The week after the
Trump branding tour Republican National Convention in Cleveland, Donald Trump’s poll numbers soared past Clinton’s previous lead. A week later, Clinton regained the coveted first place status following Philadelphia’s Democratic National Convention. Meanwhile, Harambe the Gorilla garnered higher poll numbers than Green Party presidential nominee Jill Stein in early August. In other words, there are a lot of political polls out there, and depending on the people being polled, the subjects they’re being polled about, and the persons conducting the polls, their results tend to vary. A lot.
Like the new CNN/ORC poll indicating that the Republican nominee possesses a two point lead over his Democratic rival just nine weeks before the general election. Per data collected by the Opinion Research Council between September 1 and September 4, 45 percent of likely voters prefer Trump to Clinton (43 percent), Gary Johnson (seven percent), and Stein (two percent). However, since the margin of error sits at plus or minus 3.5 points, Trump’s lead over Clinton among likely voters isn’t absolute. Nor is his standing with registered voters, a metric by which Clinton (44 percent) beat the New York real estate mogul (41 percent) by three points in the same poll.
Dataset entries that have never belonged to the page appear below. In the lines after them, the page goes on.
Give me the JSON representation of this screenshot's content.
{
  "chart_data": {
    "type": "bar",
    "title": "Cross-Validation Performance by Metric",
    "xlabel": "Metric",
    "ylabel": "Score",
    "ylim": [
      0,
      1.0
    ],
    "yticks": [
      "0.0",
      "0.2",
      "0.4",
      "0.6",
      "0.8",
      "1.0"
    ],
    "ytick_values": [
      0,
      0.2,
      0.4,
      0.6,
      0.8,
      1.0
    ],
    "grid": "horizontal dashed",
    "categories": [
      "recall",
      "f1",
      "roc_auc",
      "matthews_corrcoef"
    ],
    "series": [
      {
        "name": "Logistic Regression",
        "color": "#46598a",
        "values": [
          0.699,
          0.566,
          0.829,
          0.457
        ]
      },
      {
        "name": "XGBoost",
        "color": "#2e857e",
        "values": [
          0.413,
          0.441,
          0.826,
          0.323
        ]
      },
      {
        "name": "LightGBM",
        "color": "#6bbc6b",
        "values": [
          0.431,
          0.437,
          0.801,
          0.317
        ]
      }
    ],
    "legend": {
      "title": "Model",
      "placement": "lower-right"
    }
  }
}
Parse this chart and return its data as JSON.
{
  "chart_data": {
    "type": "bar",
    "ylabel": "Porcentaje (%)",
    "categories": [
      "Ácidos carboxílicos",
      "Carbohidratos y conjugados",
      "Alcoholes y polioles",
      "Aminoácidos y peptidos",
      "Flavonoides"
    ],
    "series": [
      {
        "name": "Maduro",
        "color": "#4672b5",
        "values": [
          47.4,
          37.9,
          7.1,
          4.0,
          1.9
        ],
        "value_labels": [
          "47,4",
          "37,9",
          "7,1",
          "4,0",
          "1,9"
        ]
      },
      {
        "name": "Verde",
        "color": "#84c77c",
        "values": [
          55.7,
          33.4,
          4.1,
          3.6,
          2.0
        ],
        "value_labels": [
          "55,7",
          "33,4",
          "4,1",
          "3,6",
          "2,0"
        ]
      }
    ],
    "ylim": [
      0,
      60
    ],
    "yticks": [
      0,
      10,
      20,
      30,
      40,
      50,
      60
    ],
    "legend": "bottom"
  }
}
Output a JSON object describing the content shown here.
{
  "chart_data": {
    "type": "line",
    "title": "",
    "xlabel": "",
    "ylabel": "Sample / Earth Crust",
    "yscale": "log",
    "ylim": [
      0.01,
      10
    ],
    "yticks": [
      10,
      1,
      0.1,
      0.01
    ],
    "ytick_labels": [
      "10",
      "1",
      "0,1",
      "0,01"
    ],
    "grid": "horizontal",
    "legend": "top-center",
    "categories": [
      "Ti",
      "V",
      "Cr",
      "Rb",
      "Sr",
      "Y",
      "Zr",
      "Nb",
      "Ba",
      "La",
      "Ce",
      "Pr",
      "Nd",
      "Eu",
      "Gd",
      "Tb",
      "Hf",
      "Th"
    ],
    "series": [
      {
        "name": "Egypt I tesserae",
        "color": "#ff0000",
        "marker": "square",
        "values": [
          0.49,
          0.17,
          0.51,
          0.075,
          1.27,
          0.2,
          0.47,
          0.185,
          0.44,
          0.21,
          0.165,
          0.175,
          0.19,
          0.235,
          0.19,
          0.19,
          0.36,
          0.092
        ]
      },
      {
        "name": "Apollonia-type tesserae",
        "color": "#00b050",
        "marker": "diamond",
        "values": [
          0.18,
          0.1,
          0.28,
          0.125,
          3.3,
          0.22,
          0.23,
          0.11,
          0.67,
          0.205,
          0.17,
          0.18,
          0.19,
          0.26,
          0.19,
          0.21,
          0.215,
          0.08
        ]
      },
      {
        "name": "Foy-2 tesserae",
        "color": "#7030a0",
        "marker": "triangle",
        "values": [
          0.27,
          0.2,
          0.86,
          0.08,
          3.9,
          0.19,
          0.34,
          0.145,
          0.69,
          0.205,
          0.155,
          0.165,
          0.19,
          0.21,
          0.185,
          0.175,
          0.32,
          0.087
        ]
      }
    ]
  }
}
As for gender, race and other socioeconomic factors, likely and registered voters haven’t veered much from previous results. (That is, African-Americans still don’t like Trump.) Yet as the Washington Post reports, distinguishing between “registered” and “unlikely” isn’t the only flaw in Trump’s apparent lead. For when it comes to attaining the 270 electoral college votes required to win in November, Clinton maintains the advantage. At least that’s according to a massive Post-SurveyMonkey poll, which indicates “Clinton leads by four points or more in 20 states plus the District of Columbia.” This means a possible 244 electoral votes, which is only 26 votes shy of 270.
Trump also leads in 20 states by four points or more, but those states only amount to 126 electoral votes, which puts the Donald a whopping 118 potential electoral votes behind Clinton with two months to go until the election.